Joseph Siror, Kenya Power's Managing Director and CEO, announced plans to boost electricity demand by exploring new business opportunities.
"In this regard, the Company is implementing strategic initiatives to drive the adoption of electric motorization. The gains from these initiatives will complement other revenue growth and diversification strategies already in place, including implementing the Time-of-Use tariff to encourage energy consumption during off-peak periods and the fibre leasing business," Siror stated.
Despite the challenges posed by the depreciating shilling and the increased overall cost of doing business, Dr.

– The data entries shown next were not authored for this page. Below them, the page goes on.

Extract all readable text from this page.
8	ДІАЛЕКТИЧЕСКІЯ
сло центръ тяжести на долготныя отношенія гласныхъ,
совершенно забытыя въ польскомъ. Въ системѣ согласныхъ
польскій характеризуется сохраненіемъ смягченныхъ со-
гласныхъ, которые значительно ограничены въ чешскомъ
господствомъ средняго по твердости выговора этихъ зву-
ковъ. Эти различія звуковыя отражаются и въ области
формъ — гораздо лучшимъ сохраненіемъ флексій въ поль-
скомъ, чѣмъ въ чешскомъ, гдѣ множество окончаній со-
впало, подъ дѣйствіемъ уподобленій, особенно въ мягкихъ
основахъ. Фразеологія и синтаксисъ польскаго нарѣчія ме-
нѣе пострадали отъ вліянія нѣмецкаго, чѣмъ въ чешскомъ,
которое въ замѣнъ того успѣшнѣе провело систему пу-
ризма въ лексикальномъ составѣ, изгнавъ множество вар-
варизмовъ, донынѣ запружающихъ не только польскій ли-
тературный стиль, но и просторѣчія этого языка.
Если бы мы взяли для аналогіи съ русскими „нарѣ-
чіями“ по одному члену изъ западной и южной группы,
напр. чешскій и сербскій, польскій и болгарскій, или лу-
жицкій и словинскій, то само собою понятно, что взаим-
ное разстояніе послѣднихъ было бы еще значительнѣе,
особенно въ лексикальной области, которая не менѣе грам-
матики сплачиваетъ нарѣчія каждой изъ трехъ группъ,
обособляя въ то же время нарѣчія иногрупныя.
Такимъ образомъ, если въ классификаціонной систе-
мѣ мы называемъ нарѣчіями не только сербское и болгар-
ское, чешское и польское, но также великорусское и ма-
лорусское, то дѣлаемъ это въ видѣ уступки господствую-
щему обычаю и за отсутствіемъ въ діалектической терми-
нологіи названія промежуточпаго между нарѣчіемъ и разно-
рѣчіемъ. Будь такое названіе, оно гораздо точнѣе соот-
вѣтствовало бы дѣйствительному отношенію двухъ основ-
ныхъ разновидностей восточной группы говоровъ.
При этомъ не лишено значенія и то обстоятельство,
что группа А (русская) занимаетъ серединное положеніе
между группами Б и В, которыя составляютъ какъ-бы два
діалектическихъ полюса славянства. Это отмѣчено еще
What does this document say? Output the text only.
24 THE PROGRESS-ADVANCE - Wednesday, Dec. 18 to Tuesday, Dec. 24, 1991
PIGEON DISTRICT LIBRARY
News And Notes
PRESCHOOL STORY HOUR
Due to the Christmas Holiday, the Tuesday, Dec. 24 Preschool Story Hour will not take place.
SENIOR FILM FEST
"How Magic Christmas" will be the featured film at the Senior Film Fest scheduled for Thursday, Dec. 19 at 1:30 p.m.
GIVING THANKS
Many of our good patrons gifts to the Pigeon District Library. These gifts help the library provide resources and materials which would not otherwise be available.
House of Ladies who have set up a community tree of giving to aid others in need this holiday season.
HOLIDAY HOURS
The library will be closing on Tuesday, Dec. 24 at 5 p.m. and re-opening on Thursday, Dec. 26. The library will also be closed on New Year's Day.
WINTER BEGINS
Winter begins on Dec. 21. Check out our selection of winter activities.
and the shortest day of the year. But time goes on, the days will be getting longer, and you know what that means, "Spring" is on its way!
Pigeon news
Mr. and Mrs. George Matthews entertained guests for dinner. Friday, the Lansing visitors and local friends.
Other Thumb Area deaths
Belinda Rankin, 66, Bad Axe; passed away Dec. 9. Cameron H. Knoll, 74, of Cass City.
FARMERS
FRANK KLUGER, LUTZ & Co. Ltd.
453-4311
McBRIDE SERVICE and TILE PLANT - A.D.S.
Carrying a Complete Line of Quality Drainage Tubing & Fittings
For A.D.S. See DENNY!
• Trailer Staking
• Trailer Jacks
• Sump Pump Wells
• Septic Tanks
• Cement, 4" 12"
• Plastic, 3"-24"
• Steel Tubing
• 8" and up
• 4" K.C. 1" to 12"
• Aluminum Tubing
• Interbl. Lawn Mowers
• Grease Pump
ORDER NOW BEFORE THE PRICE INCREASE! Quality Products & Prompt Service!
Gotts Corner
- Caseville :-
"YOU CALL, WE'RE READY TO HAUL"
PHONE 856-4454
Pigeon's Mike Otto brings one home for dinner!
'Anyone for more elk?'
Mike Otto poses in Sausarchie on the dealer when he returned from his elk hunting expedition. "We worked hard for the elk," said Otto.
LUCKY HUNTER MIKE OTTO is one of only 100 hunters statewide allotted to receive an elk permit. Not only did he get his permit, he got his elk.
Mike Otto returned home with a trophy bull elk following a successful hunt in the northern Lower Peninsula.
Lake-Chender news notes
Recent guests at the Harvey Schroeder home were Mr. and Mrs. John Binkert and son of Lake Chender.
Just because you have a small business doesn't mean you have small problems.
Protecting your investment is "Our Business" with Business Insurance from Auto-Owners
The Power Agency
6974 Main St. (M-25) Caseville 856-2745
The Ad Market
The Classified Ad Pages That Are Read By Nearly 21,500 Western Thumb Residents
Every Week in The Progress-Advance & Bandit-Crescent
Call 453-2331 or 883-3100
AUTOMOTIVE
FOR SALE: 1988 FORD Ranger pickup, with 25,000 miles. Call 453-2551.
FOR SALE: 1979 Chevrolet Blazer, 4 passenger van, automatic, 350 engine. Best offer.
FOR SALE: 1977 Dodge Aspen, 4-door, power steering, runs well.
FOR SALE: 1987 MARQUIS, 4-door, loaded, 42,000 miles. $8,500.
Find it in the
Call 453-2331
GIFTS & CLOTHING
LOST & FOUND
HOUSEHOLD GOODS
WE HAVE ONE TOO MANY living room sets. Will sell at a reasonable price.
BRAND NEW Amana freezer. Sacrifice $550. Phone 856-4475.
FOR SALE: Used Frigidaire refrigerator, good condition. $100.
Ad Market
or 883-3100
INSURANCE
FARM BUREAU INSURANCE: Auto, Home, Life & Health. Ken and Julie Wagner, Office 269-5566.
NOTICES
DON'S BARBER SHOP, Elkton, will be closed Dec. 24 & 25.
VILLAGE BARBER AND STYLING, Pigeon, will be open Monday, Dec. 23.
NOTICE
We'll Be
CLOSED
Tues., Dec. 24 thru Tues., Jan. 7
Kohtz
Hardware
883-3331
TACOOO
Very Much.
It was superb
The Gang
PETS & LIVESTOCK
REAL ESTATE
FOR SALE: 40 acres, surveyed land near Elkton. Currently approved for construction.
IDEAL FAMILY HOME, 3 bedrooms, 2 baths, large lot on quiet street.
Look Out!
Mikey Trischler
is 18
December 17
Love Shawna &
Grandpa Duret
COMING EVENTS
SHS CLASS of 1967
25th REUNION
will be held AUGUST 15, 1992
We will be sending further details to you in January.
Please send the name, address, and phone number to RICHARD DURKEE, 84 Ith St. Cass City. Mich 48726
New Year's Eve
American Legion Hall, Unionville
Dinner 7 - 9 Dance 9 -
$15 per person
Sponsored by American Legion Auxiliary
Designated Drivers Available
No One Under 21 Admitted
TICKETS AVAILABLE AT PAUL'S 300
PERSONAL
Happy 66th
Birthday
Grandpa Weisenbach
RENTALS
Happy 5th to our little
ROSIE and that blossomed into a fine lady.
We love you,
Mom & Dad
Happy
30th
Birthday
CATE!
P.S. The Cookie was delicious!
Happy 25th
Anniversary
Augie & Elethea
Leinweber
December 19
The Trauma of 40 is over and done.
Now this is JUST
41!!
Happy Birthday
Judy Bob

Siror emphasized that the company's fundamental stability remained intact.
Kenya Power also reported positive developments, including a rise in operating profit from Sh17.1 billion in the previous year to Sh19.2 billion.
Furthermore, revenue from electricity sales witnessed substantial growth, increasing from Sh157.3 billion to Sh190.9 billion, primarily driven by a growing customer base.
Unit sales also surged by approximately 400 GWh, predominantly within the commercial and industrial customer segments.
The audit for the year in review revealed a reduction in operating expenses, which decreased from Sh36.9 billion to Sh34.9 billion.
This reduction resulted from the company's deliberate cost-cutting efforts as part of its strategic initiatives aimed at enhancing performance.
However, power purchase costs escalated by 22 per cent during the year, reaching Sh143.5 billion, as Kenya Power acquired more units to meet the escalating electricity demand.
In correlation with this increase, unrealized foreign exchange losses on power purchases also grew to Sh5.3 billion, attributed to the depreciation of the Kenyan shilling against the US dollar and the Euro, which are the denominations for most power purchase agreements.
The announcement of the Sh3.2 billion loss has raised important questions about the stability of Kenya Power's financial performance, and the company's efforts to minimize forex exposure and boost electricity demand will undoubtedly be closely monitored in the coming years.